À Paris, Londres et New York, les milieux financiers ont beaucoup parlé ces derniers jours des rumeurs voulant que le conglomérat indien Reliance Industries cherche à entrer au capital du français Carrefour, le deuxième détaillant au monde après l'américain Wal-Mart.

À Paris, Londres et New York, les milieux financiers ont beaucoup parlé ces derniers jours des rumeurs voulant que le conglomérat indien Reliance Industries cherche à entrer au capital du français Carrefour, le deuxième détaillant au monde après l'américain Wal-Mart.

Pour le moment, Reliance ne convoiterait qu'une participation minoritaire dans Carrefour, selon des sources.

Mais plusieurs voient dans ces avances un premier pas vers une éventuelle prise de contrôle par Reliance, un colosse aux activités multiples (pétrole, produits chimiques, textiles, commerce, etc.) dont la valeur représente plus de 6 % de la Bourse indienne.

Démenties par Carrefour, ces spéculations viennent néanmoins confirmer une chose: le monde industrialisé prend désormais très au sérieux les « raiders » indiens. Et pour cause.

Pour la première fois de l'histoire, « India Inc. » est en voie de passer officiellement en mode offensif.

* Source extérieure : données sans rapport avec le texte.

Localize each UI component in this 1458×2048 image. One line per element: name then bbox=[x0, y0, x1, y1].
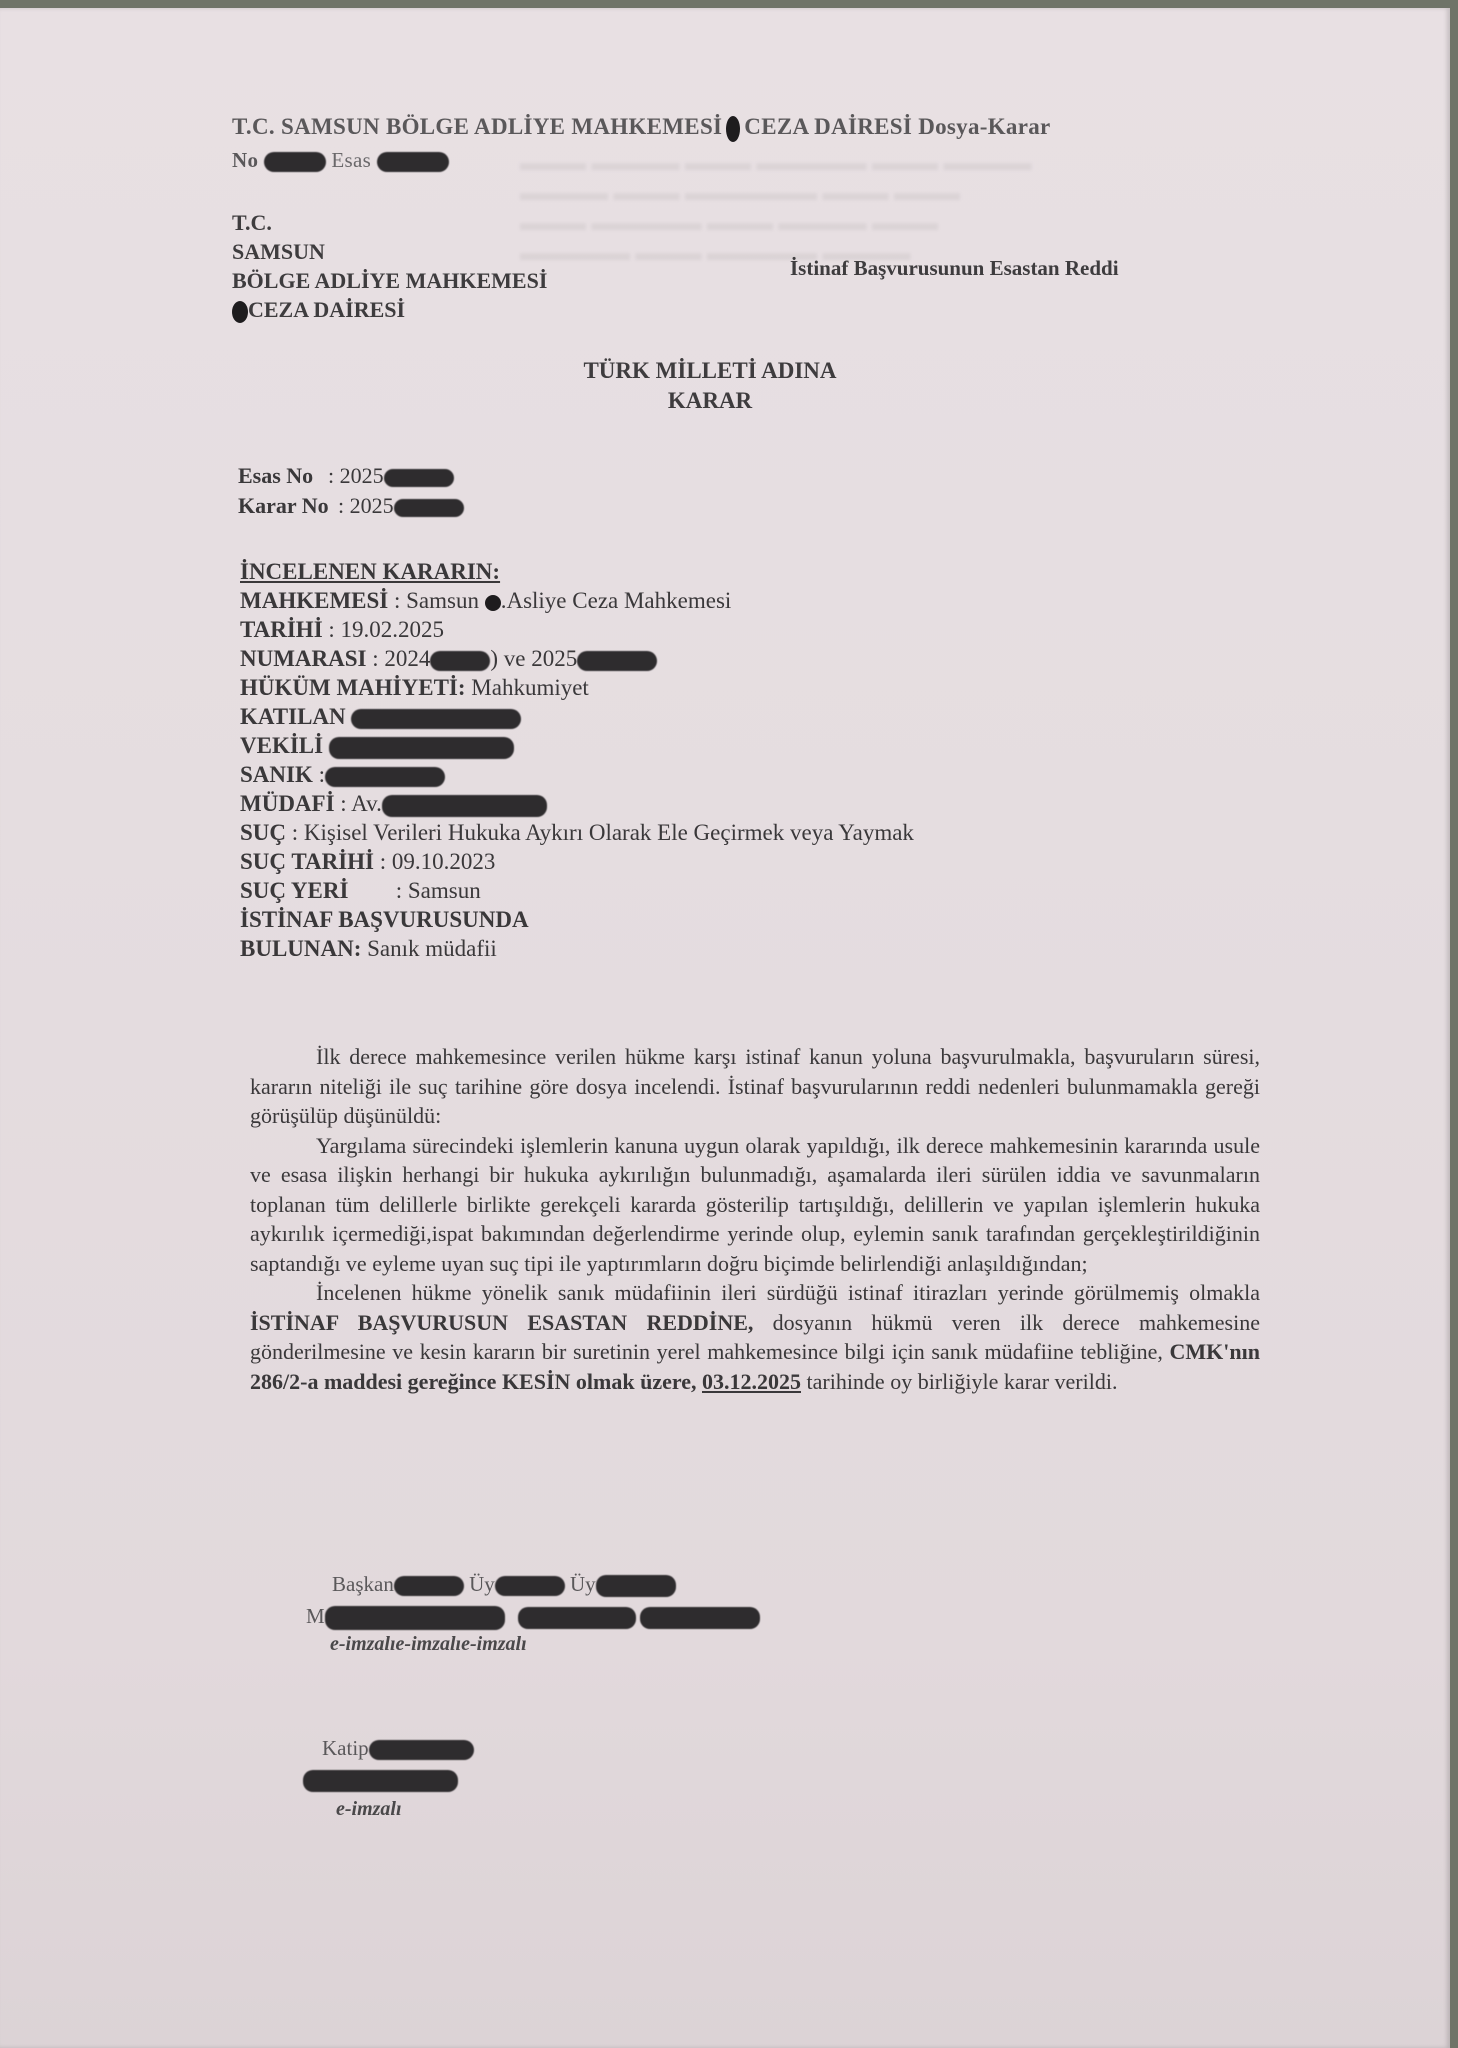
running-esas-label: Esas bbox=[331, 148, 371, 172]
field-vekili: VEKİLİ bbox=[240, 731, 914, 760]
decision-body: İlk derece mahkemesince verilen hükme ka… bbox=[250, 1042, 1260, 1396]
court-block: T.C. SAMSUN BÖLGE ADLİYE MAHKEMESİ CEZA … bbox=[232, 208, 547, 324]
redaction-mark bbox=[382, 795, 547, 817]
member1-label: Üy bbox=[469, 1572, 495, 1596]
field-hukum-mahiyeti: HÜKÜM MAHİYETİ: Mahkumiyet bbox=[240, 673, 914, 702]
redaction-mark bbox=[485, 595, 501, 611]
row-prefix: M bbox=[306, 1604, 325, 1628]
document-title: TÜRK MİLLETİ ADINA KARAR bbox=[500, 358, 920, 414]
esas-no: Esas No: 2025 bbox=[238, 461, 454, 490]
redaction-mark bbox=[377, 152, 449, 172]
running-header-numbers: No Esas bbox=[232, 148, 449, 173]
redaction-mark bbox=[577, 651, 657, 671]
redaction-mark bbox=[640, 1607, 760, 1629]
court-line-city: SAMSUN bbox=[232, 237, 547, 266]
redaction-mark bbox=[351, 709, 521, 729]
field-sanik: SANIK : bbox=[240, 760, 914, 789]
redaction-mark bbox=[303, 1770, 458, 1792]
running-no-label: No bbox=[232, 148, 258, 172]
decision-date: 03.12.2025 bbox=[702, 1369, 801, 1394]
redaction-mark bbox=[369, 1740, 474, 1760]
field-suc: SUÇ : Kişisel Verileri Hukuka Aykırı Ola… bbox=[240, 818, 914, 847]
redaction-mark bbox=[264, 152, 326, 172]
body-paragraph-1: İlk derece mahkemesince verilen hükme ka… bbox=[250, 1042, 1260, 1131]
body-paragraph-2: Yargılama sürecindeki işlemlerin kanuna … bbox=[250, 1131, 1260, 1279]
field-katilan: KATILAN bbox=[240, 702, 914, 731]
body-paragraph-3: İncelenen hükme yönelik sanık müdafiinin… bbox=[250, 1278, 1260, 1396]
panel-signatures: Başkan Üy Üy bbox=[332, 1572, 676, 1597]
redaction-mark bbox=[384, 469, 454, 487]
karar-no-value: : 2025 bbox=[338, 493, 394, 518]
president-label: Başkan bbox=[332, 1572, 394, 1596]
court-line-chamber: CEZA DAİRESİ bbox=[232, 295, 547, 324]
field-bulunan: BULUNAN: Sanık müdafii bbox=[240, 934, 914, 963]
clerk-label: Katip bbox=[322, 1736, 369, 1760]
redaction-mark bbox=[325, 1606, 505, 1630]
karar-no-label: Karar No bbox=[238, 491, 338, 520]
field-numarasi: NUMARASI : 2024) ve 2025 bbox=[240, 644, 914, 673]
redaction-mark bbox=[329, 737, 514, 759]
title-line-karar: KARAR bbox=[500, 388, 920, 414]
redaction-mark bbox=[325, 767, 445, 787]
running-header-title: T.C. SAMSUN BÖLGE ADLİYE MAHKEMESİ bbox=[232, 114, 722, 139]
field-tarihi: TARİHİ : 19.02.2025 bbox=[240, 615, 914, 644]
field-suc-tarihi: SUÇ TARİHİ : 09.10.2023 bbox=[240, 847, 914, 876]
clerk-esignature: e-imzalı bbox=[336, 1798, 402, 1821]
verdict-text: İSTİNAF BAŞVURUSUN ESASTAN REDDİNE, bbox=[250, 1310, 753, 1335]
running-header: T.C. SAMSUN BÖLGE ADLİYE MAHKEMESİCEZA D… bbox=[232, 114, 1051, 142]
court-line-name: BÖLGE ADLİYE MAHKEMESİ bbox=[232, 266, 547, 295]
member2-label: Üy bbox=[570, 1572, 596, 1596]
field-mahkemesi: MAHKEMESİ : Samsun .Asliye Ceza Mahkemes… bbox=[240, 586, 914, 615]
redaction-mark bbox=[394, 499, 464, 517]
redaction-mark bbox=[596, 1575, 676, 1597]
title-line-nation: TÜRK MİLLETİ ADINA bbox=[500, 358, 920, 384]
esas-no-value: : 2025 bbox=[328, 463, 384, 488]
reviewed-decision: İNCELENEN KARARIN: MAHKEMESİ : Samsun .A… bbox=[240, 557, 914, 963]
karar-no: Karar No: 2025 bbox=[238, 491, 464, 520]
document-page: ▬▬▬ ▬▬▬▬ ▬▬▬ ▬▬▬▬▬ ▬▬▬ ▬▬▬▬▬▬▬▬ ▬▬▬ ▬▬▬▬… bbox=[0, 8, 1450, 2048]
panel-names: M bbox=[306, 1604, 760, 1630]
redaction-mark bbox=[232, 301, 248, 323]
decision-type: İstinaf Başvurusunun Esastan Reddi bbox=[790, 254, 1119, 283]
clerk-name bbox=[303, 1770, 458, 1792]
clerk-signature: Katip bbox=[322, 1736, 474, 1761]
redaction-mark bbox=[518, 1607, 636, 1629]
reviewed-decision-heading: İNCELENEN KARARIN: bbox=[240, 557, 914, 586]
redaction-mark bbox=[430, 651, 490, 671]
redaction-mark bbox=[394, 1576, 464, 1596]
field-mudafi: MÜDAFİ : Av. bbox=[240, 789, 914, 818]
panel-esignature: e-imzalıe-imzalıe-imzalı bbox=[330, 1633, 527, 1656]
esas-no-label: Esas No bbox=[238, 461, 328, 490]
field-suc-yeri: SUÇ YERİ : Samsun bbox=[240, 876, 914, 905]
running-header-suffix: CEZA DAİRESİ Dosya-Karar bbox=[744, 114, 1050, 139]
field-istinaf-basvurusunda: İSTİNAF BAŞVURUSUNDA bbox=[240, 905, 914, 934]
redaction-mark bbox=[726, 116, 740, 142]
court-line-tc: T.C. bbox=[232, 208, 547, 237]
redaction-mark bbox=[495, 1576, 565, 1596]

Selon une nouvelle étude de l'ASSOCHAM, un regroupement des chambres de commerce de l'Inde, les investissements à l'international des sociétés locales surpasseront, en 2007, les sommes injectées par les compagnies étrangères au pays. Du jamais vu.

Les entreprises du «Bombay Club» injecteront quelque 15 milliards US dans les compagnies étrangères, contre des «entrées» directes de 12 milliards US sur le territoire indien.

Et pourtant, il y a six ou sept ans, personne n'aurait parié une roupie sur les chances de l'Inde dans l'arène internationale. En 2000, les acquisitions indiennes à l'étranger représentaient à peine 1 milliard US. Mais en 2005, elles atteignaient déjà 4,5 milliards US et elles ont frôlé les 11 milliards US l'an dernier.

Le secteur privé indien, qui dépendait encore récemment du capital étranger pour assurer sa croissance, est passé de proie à prédateur en un rien de temps.

Des raids

Depuis le raid de l'aciériste Mittal Steel (1) sur l'européen Arcelor (en 2006), ou celui de Tata Steel sur le sidérurgiste britannique Corus (janvier 2007), l'Occident encore étourdi assiste aux assauts répétés des conquérants indiens.

Pas une semaine ne passe sans qu'un mastodonte indien ne mette sa grosse patte sur un groupe étranger.

Dix jours après le coup d'éclat de Tata sur Corus – une transaction de 13,7 milliards US – le producteur indien d'aluminium Hindalco a acheté pour 6 milliards US son rival américain Novelis, un fabricant de tôles d'aluminium émanant de la montréalaise Alcan.

De plus, l'indien Suzlon Energy, un fabricant d'éoliennes, vient de faire, à la surprise générale, une offre de 1,3 milliard US pour l'allemand REpower.

Et on peut citer au passage l'acquisition probable de la division des plastiques de General Electric par Reliance. Ou cette tentative du groupe pharmaceutique Ranbaxy d'acheter une part de l'allemand Merck KgaA, avant que l'Indien ne désiste mercredi dernier.

Ce n'est pas fini

Or, tout indique que l'offensive n'est pas finie parce que l'industrie indienne a la voie libre et des moyens considérables.

Jusqu'en 1991, les entreprises indiennes n'étaient pas autorisées à se développer librement à l'étranger. Mais, en 2004, le gouvernement a assoupli les règles d'investissement outre-frontière. Si bien que les sociétés locales peuvent investir jusqu'à 200 % de leur valeur hors du pays sans l'accord préalable de l'État.

Et l'argent ne manque pas. L'économie indienne progresse à un rythme effréné (plus de 9 % par année), alimentant au passage les coffres des compagnies locales. Sans oublier que les fonds privés internationaux continuent d'investir massivement dans les sociétés indiennes qui, de surcroît, profitent de la poussée boursière (donc de la valeur élevée de leurs actions) pour financer leurs transactions.

Avec le recul, on réalise que la charge a probablement été sonnée en 2000. Tata Tea, une société de Calcutta membre du conglomérat Tata, a alors étonné le monde entier en avalant son rival britannique Tetley Tea pour quelque 400 millions US – un record à l'époque.

C'était un tournant historique... et passablement ironique. Car le colonisé venait de prendre sa revanche sur le colonisateur.

(1) Officiellement, Mittal Steel n'est pas une société indienne mais anglo-néerlandaise (son siège social est à Rotterdam, au Pays-Bas). Il reste que son fondateur (Lakshmi Mittal) et ses activités ont des racines profondes en Inde.